I’ve been reading some of Peter A. Levine’s books this past month, including In an Unspoken Voice: How the Body Releases Trauma and Restores Goodness, and I was really struck by his use of a bit of the I Ching, particularly the 1950 translation by Richard Wilhelm, for Hexagram 48, “The Well”.

We must go down to the very foundations of life. For any merely superficial ordering of life that leaves it’s deepest needs unsatisfied is as ineffectual as if no attempt at order has ever been made.

In the week I read this, I decided to add in a focus on the Root Chakra, Muladhara, to my Yoga classes.  The Root Chakra; a felt sense of stability and security, the ability to discover our strength, and to stand our ground. Our basic survival needs rest within this energy. It is our foundation.

In a Yoga class, where we can get focused on the body itself during Asana practice, it is easy to think of Muladhara as reflecting our physical strength and stability. The powerful image of an elephant is the animal associated with this Chakra, along with the Hindu God, Ganesha. However, when I think of it the foundation of our very survival, the strength we find to survive and thrive, makes for a rich exploration.

In thinking of how each of us needs a sturdy, steady foundation to build upon, it felt completely related to the Root Chakra.  For so many people, myself one of them, our childhood did not lend itself to providing the tools for  building a good foundation and as adults we learn to do it. We rebuild, build our own sturdy foundation. Along the way we have to learn, relearn, and unlearn tools that helped us survive as children.

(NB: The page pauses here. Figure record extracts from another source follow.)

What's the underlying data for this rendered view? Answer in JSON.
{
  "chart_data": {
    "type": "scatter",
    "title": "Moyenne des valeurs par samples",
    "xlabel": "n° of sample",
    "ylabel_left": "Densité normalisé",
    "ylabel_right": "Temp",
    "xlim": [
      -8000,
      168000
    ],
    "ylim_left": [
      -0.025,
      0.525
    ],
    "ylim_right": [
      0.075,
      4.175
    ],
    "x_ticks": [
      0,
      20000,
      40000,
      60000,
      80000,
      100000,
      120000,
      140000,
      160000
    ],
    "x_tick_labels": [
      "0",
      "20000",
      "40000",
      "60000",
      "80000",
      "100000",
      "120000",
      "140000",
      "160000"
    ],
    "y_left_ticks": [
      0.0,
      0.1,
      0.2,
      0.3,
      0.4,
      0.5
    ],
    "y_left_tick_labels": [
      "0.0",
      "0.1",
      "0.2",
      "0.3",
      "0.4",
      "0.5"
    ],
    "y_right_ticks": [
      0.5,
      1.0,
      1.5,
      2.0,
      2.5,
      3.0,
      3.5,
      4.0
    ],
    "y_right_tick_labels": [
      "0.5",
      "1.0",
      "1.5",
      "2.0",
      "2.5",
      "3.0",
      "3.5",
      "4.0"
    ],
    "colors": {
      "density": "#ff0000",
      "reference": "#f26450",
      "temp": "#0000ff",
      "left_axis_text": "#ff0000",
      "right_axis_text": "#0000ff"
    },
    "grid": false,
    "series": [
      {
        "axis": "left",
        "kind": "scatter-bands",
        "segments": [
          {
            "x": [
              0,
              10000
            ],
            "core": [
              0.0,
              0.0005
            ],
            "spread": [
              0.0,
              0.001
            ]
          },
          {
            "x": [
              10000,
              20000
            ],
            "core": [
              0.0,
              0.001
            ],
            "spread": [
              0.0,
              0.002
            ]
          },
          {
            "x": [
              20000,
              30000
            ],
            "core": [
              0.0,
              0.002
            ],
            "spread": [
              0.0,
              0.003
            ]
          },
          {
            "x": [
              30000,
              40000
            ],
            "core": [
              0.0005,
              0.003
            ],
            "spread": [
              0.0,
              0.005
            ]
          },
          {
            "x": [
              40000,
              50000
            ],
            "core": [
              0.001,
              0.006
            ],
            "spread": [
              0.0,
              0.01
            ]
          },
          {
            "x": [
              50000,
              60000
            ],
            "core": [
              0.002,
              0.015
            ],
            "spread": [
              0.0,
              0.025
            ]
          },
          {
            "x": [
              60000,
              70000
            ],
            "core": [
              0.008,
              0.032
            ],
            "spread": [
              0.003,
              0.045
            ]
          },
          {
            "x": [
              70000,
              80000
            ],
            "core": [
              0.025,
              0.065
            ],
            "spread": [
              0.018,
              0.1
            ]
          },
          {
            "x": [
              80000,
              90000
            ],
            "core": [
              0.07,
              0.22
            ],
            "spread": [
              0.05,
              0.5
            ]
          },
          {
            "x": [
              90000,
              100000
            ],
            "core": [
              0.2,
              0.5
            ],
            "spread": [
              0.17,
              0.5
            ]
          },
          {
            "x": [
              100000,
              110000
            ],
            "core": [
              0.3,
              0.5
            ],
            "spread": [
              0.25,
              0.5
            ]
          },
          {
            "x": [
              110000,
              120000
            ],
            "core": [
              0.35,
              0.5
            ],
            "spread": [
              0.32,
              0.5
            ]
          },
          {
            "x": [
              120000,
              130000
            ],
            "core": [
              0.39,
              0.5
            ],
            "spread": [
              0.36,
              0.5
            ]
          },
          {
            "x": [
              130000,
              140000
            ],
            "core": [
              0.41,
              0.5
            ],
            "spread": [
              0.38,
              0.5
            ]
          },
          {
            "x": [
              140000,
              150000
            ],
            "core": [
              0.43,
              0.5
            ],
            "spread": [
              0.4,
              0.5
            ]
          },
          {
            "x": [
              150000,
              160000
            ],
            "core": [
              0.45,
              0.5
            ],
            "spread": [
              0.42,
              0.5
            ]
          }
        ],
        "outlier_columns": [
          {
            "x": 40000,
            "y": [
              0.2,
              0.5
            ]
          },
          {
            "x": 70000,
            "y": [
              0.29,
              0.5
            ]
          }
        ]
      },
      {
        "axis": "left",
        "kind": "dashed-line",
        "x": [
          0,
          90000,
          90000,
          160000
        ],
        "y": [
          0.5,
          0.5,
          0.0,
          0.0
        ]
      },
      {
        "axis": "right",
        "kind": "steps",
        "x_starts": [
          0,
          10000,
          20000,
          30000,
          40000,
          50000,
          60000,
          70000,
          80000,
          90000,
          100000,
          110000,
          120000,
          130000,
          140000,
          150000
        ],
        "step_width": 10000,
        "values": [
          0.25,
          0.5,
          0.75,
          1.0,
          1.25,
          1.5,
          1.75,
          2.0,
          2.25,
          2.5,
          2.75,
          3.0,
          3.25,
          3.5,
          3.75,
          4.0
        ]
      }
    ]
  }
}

What is the felt sense of what we call stability? Is it possible to connect to it when challenging physical balance with a pose like Warrior Three (Virabhadrasana III)? Where can we feel the strength we call upon to choose to care for ourselves, to take a step towards connection and love?

The foundation we build lets us explore, discover, and connect to our world, to our own true self, and to the Divine. While our physical strength may not always be where we want it to be, it is our foundation of personal strength that allows us to keep moving forward anyway.